Recombinant human caspase-1 (Cat #CC126), caspase-3 (Cat #CC119), and caspase-8 (Cat #CC123), as representatives of the three different classes of caspases, were from Sigma Aldrich-Calbiochem (St. Louis, MO). Caspase-1 inhibitor (Cat #400015), caspase-3/-7 inhibitor (Cat #218832), caspase-8 inhibitor (Cat #218759), cell-permeable pan-caspase inhibitor ZVAD-FMK (Cat #627610), and αFas (Cat #05-201) were from EMD-Millipore Sigma. The pan-caspase inhibitor IDN-6556 (Cat #S7775) was from Selleck Chemicals. All inhibitors were dissolved into 100% cell culture-grade dimethyl sulfoxide (DMSO) and stored at −20°C.

Cells, cell culture, and reagents

BJAB, BC-3, and JSC-1 cells were from the American Type Culture Collection (Manassas, VA). BCBL-1 cells were obtained from the NIAID AIDS Research and Reagent Program (Rockville, MD). Cells were cultured in RPMI 1640 medium (Life Technologies, Carlsbad, CA) with 15% heat-inactivated fetal calf serum (HyClone, Waltham, MA) and 1% penicillin-streptomycin-glutamine (1,000 units/mL penicillin, 10,000 µg mL⁻¹ streptomycin, 29.2 mg/mL L-glutamine) (Life Technologies). BJAB cells constitutively expressing K5-FLAG cells were prepared using lentivirus encoding a puromycin resistance marker as well as full-length K5 containing a 3×FLAG C-terminal tag (9,332 bp total) from Sigma. Lentivirus was electroporated into BJAB cells, and cells expressing K5-FLAG, driven by EF1A promoter, were selected with puromycin. Confirmation of K5-FLAG expression was done using an antibody to 3×FLAG (Cat #F1804) from Sigma as well as a mouse monoclonal antibody toward K5 (328C7), which was obtained from Drs. Koichi Yamanishi and Keiji Ueda (Osaka University Medical School, Japan) (19). WT and K5-knockout-infected iSLK-KSHV cells were obtained as a kind gift from Dr. Jae Jung’s group (22). Quantitative PCR was carried out as described previously, and the primers used for K5 and the controls are listed (Fig. S5). A rabbit K5 antibody directed toward a K5 peptide, amino acids 206–218, was generated by GenScript (Piscataway, NJ). A monoclonal β-actin antibody (Cat #A5441) and sodium butyrate, which was used to induce lytic replication in KSHV-infected cells, were from Sigma-Aldrich (St. Louis, MO). An antibody directed toward ORF45 was from Abcam (Cambridge, MA, Cat #ab36618). Antibodies to caspase-8 (Cat #9496, rab), caspase-7 (Cat #9492, rab), full-length caspase-6 (Cat #9762, rab), cleaved caspase-6 (Cat #9761, rab), caspase-3 (Cat #14220, rab), PARP (Cat #9532, rab), and cleaved PARP (Cat #9741, rab) were from Cell Signaling (Boston, MA). A monoclonal antibody to KSHV ORF2/vIL-6 was prepared as described previously (41). A synthetic peptide encompassing amino acids 223–278 of K5-FLAG was prepared by Vivitide (Gardner, MA).

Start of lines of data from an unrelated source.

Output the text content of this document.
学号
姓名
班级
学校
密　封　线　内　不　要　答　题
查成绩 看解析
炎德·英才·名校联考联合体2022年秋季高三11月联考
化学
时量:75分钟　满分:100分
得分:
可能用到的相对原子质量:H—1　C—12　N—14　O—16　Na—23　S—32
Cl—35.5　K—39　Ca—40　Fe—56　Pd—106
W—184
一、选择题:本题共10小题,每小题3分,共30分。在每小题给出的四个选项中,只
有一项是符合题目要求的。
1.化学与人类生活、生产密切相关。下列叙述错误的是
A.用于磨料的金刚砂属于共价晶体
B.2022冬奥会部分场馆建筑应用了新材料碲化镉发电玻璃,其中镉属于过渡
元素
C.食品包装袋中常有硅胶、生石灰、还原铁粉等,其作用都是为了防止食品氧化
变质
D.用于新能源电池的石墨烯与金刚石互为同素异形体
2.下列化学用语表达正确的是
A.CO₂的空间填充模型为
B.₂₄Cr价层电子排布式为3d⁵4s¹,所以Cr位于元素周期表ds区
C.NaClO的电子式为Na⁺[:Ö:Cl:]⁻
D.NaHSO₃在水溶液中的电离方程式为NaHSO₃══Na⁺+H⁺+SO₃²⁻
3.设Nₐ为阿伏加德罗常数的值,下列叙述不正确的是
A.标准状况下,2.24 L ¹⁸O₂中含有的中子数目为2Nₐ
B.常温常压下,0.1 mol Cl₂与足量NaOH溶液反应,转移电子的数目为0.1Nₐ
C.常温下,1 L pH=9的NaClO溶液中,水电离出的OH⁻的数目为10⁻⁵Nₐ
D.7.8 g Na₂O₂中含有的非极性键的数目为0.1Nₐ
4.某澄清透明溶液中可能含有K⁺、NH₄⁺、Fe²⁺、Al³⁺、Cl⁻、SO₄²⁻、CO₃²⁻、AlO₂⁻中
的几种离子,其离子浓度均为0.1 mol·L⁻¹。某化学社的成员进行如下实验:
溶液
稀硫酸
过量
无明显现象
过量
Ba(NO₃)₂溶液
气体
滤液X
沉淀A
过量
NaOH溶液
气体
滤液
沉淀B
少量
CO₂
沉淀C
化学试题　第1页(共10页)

Purification of K5-FLAG peptide following caspase cleavage

K5-FLAG underwent caspase cleavage by caspases-3 and -8 but not caspase-1. To identify the site of caspase cleavage, the approximately 6 kDa FLAG-containing peptide generated following treatment with caspase-8 and detected by western blot was purified from anti-FLAG-labeled magnetic beads from Sigma (Cat #M8823). Protein extracts of K5-FLAG-expressing cells were prepared using mPer protein extraction reagent from Pierce and done in the absence of protease inhibitors. The mPer extracts were then treated with caspase-8, and the generated FLAG-peptide was captured using the anti-FLAG beads. The bound peptide was eluted with 8 M urea and then dialyzed against distilled water to remove the urea. The solution was then dried by SpeedVac and put up into RP-HPLC/MS running buffer (0.1% formic acid and 0.02% trifluoroacetic acid). The solution was injected onto a VyDac C18 column (Cat #218TP5205) and eluted with an acetonitrile (ACN) gradient (containing 0.1% formic acid and 0.02% trifluoroacetic acid). Analysis was done for 5 min at 0% ACN followed by a 2.5%/min increase for the next 30 min. Peptides were analyzed in-line with an Agilent MALDI-TOF mass spectrometer detector and were then identified by extracting the predicted molecular ions for peptides generated from the K5-FLAG C-terminus following caspase cleavage after the various aspartic acid residues (Fig. S2).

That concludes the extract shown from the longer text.